“Campaigning is different than governing,” President Obama told reporters during his return flight from Asia this weekend. When asked about his meeting with GOP leaders later this week, Obama said: “They are flush with victory after a campaign of just saying ‘No.’ But I’m sure the American people did not vote for more gridlock.”
In fact, the exit polling shows the public did exactly what the president denies. The midterm elections were as close to a plebiscite as we have ever seen in a midterm election. It was, in large measure, a referendum on Obama and his policies — on Obamaism — and the public stood awthart history yelling, “Stop!”
As for the differences between campaigning and governing: that is precisely the distinction some of us warned Obama about in the immediate afterglow of his election.

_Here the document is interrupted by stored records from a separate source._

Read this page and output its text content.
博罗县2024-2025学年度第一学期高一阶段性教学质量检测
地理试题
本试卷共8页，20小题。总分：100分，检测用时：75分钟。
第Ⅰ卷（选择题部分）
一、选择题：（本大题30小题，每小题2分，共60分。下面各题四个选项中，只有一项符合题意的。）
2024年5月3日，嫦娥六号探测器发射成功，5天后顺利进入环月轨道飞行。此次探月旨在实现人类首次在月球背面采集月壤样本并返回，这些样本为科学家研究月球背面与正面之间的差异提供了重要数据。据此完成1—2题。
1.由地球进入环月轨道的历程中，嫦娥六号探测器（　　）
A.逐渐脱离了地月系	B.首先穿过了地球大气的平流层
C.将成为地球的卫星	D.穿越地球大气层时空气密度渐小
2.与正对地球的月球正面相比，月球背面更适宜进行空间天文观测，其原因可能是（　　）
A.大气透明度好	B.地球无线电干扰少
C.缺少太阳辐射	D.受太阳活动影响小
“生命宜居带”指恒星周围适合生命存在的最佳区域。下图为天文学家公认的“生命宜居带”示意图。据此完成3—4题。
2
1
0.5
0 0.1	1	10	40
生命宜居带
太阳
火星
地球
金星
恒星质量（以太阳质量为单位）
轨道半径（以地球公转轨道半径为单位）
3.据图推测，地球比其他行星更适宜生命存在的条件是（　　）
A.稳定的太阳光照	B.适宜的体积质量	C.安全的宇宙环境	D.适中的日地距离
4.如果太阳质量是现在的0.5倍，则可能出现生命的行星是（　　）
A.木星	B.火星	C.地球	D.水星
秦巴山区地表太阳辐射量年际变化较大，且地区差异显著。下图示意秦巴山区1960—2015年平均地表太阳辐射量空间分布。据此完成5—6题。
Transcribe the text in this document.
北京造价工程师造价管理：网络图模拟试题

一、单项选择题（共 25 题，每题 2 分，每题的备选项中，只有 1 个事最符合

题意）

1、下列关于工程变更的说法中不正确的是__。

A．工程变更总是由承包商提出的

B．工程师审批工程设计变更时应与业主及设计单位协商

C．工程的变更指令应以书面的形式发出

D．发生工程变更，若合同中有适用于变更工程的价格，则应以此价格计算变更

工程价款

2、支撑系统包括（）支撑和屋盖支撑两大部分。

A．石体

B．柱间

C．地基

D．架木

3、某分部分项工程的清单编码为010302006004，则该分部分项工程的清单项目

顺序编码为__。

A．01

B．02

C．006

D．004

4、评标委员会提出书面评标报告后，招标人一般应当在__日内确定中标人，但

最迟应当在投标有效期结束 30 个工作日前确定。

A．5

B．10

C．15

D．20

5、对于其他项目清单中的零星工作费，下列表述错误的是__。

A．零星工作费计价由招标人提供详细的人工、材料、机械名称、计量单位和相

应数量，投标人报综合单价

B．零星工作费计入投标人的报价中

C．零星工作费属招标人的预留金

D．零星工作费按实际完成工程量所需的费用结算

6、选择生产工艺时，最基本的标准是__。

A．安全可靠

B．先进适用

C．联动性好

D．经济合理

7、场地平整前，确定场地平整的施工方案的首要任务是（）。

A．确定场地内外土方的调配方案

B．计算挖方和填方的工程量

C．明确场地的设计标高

At the time, Obama’s supporters mocked the cautionary notes; governing would be a breeze once The One we had been waiting for took his throne. Mr. Obama himself is responsible in large measure for this. After all, he created almost mythological expectations of what he would achieve.
It has turned out to be quite a lot different, and quite a lot harder, than Mr. Obama ever imagined.
The world is an untidy place; problems are often more difficult and even more intractable than candidates imagine. Expressing intentions — like, say, closing down Guantanamo Bay, trying Khalid Sheik Mohammad in a civilian court, keeping unemployment below 8 percent, bending the health-care cost curve down while at the same time covering more people, convincing the Iranians to give up their pursuit of nuclear weapons, ushering in peace between the Israelis and the Palestinians, even signing a free-trade agreement with South Korea — is different than actually implementing successful policies.
Republicans, to their credit, seem to have learned from Obama’s mistakes, as well as some of their own. There is no more talk about “revolutions.” Rather, there is a sober realization of the tasks that lie before them. This attitude doesn’t guarantee success, but it does show a level of maturity about politics and life, about their possibilities and limitations, that is a welcome thing to see.
Barack Obama’s stunning fall from grace has had an effect on him and on his opponents. The days of meaningless incantations like “hope and change,” of healing the planet and reversing the ocean tides, are gone with the wind. We are at least better for that.